An Overlooked Fallacy About Sales of Diverse Books


Elizabeth Bluemle - February 20, 2015

Dude I said Fallacies

© Megan Hammond. Used with permission. Thanks!


Every time I think I’ve pondered the diversity-in-publishing issue from most angles, something new pops up. Sometimes, it’s something so incredibly simple I can’t believe it hasn’t occurred to me before. The newest realization was this: someone said to me recently that diverse books don’t sell, and I replied jokingly, “Heck, MOST books don’t sell.” And it’s true. Many, many books don’t earn out their advances, but we don’t say about them, “Gosh, books about white characters and/or by white authors just don’t sell.” That would be absurd, right? Well, when you have only one title on your list per season that’s diverse, and it doesn’t sell, and you say that therefore “diverse books don’t sell,” you’re saying something equally absurd. Absurd, and a logical fallacy, to boot.
Sales success is a mysterious formula. Sometimes no matter how much a book is pushed and hyped and marketed, it just doesn’t catch on. Other times, a book expected to sell modestly hits it big (Pioneer Girl, most recently). There is no sure-fire way to know.
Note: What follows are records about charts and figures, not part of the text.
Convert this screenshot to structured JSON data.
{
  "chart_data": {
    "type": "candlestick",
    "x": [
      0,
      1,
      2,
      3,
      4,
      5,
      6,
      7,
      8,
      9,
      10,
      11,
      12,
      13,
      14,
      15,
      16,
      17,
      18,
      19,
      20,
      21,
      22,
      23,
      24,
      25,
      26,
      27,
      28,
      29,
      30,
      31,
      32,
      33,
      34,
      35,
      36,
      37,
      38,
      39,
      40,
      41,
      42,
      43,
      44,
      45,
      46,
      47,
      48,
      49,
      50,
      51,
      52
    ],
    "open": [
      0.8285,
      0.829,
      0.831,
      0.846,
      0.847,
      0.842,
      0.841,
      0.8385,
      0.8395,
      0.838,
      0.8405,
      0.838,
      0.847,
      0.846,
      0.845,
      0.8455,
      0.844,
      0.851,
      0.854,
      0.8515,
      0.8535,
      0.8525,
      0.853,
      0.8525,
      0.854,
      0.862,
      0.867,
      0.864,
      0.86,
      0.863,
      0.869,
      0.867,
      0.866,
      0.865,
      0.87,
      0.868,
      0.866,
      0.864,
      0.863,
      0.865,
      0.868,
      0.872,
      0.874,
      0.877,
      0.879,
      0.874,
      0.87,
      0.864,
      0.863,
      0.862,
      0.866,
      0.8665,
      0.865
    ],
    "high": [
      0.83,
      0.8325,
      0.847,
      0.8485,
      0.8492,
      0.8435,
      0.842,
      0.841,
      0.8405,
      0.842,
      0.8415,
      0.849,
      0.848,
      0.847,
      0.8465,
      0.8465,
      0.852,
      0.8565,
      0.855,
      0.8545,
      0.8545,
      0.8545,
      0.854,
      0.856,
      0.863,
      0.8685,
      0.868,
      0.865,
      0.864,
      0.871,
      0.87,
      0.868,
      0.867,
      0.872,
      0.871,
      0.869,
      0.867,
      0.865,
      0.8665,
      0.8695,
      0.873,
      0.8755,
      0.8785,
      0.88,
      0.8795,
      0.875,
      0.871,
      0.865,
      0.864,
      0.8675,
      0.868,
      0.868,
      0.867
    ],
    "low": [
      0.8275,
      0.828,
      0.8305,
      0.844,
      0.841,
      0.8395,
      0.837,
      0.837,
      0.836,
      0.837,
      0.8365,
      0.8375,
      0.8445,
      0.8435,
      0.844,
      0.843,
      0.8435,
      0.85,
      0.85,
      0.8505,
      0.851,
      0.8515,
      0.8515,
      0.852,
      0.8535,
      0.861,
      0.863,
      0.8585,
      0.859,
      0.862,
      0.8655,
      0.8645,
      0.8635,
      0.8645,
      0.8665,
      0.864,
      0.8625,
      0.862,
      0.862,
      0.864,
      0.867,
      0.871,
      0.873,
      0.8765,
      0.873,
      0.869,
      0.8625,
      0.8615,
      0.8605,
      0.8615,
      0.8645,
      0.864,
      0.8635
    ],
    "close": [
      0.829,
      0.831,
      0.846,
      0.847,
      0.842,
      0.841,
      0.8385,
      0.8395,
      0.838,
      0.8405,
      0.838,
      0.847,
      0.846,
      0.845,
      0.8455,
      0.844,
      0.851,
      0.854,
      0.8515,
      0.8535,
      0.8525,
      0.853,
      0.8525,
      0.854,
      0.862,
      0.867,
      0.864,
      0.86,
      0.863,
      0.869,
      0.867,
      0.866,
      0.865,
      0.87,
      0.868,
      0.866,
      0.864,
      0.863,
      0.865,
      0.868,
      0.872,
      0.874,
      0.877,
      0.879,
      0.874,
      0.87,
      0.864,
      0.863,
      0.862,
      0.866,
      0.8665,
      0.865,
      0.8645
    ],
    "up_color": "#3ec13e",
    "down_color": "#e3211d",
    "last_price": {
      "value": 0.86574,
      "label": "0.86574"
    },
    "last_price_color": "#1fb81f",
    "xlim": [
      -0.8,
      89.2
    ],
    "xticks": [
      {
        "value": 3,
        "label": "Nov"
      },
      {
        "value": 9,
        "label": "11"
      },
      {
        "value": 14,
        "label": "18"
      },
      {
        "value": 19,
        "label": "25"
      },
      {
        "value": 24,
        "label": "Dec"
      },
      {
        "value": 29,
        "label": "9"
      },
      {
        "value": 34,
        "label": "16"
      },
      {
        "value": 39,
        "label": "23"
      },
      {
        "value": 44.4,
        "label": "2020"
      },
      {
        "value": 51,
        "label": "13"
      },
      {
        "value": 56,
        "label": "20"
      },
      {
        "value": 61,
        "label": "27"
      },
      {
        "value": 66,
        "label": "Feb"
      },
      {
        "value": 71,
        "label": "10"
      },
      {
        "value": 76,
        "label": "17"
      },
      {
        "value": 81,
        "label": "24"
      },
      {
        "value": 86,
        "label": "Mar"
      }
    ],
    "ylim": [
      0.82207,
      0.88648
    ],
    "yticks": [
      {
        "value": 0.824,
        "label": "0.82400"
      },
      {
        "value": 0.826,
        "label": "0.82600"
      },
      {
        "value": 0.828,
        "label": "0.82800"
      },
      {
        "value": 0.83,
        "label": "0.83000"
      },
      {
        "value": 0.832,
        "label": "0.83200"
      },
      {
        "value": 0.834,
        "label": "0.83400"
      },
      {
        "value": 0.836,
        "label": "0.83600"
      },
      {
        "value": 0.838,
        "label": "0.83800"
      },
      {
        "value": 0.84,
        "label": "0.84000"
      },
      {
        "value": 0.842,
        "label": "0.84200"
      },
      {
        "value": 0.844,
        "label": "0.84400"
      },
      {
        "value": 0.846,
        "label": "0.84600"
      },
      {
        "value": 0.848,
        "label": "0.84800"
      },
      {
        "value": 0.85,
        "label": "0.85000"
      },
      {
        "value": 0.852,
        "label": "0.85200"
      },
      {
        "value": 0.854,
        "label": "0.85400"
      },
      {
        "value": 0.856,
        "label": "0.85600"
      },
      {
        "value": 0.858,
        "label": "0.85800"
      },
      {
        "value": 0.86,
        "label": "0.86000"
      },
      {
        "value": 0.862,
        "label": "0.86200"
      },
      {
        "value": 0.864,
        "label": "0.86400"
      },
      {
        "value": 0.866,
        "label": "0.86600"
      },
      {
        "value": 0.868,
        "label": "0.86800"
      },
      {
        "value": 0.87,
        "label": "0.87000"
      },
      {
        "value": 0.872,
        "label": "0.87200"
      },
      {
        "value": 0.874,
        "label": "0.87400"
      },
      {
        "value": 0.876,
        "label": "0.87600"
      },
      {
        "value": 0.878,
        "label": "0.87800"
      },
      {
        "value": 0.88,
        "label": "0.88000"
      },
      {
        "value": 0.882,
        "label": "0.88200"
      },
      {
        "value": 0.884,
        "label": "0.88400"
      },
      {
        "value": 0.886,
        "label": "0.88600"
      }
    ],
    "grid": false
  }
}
And you absolutely cannot create an entire, vague category called “diverse books” (especially based on so few samples), and decide that you can accurately analyze the success of that category.
There’s just no way to truly evaluate the sales of diverse books until there’s a real marketplace full of them. Imagine evaluating those books with the same ruler that we treat the rest of the publishing list — looking at a list of, say, 50 titles, hoping that two or three will really break out, that another 20 or 30 will at least earn out or better, and that the rest will probably putter along somewhere near or below that earn-out line. (Publishers, correct me if I’m wrong about this generalized distribution of sales expectations for a season’s list.)
And while you’re pondering that, please take a look at Malinda Lo’s fabulous essay on the subtle and subconscious ways that people’s own assumptions, cultural backgrounds, and experiences come into play when reviewing books, especially those by authors (and/or main characters) with backgrounds, experiences, and surroundings different from their own. It’s eye-opening, insightful, and full of helpful concrete examples.

1 thought on “An Overlooked Fallacy About Sales of Diverse Books

  1. Peni Griffin

    When someone says: “This kind of book doesn’t sell” I hear: “I don’t know how to sell this kind of book, and am not interested in learning.”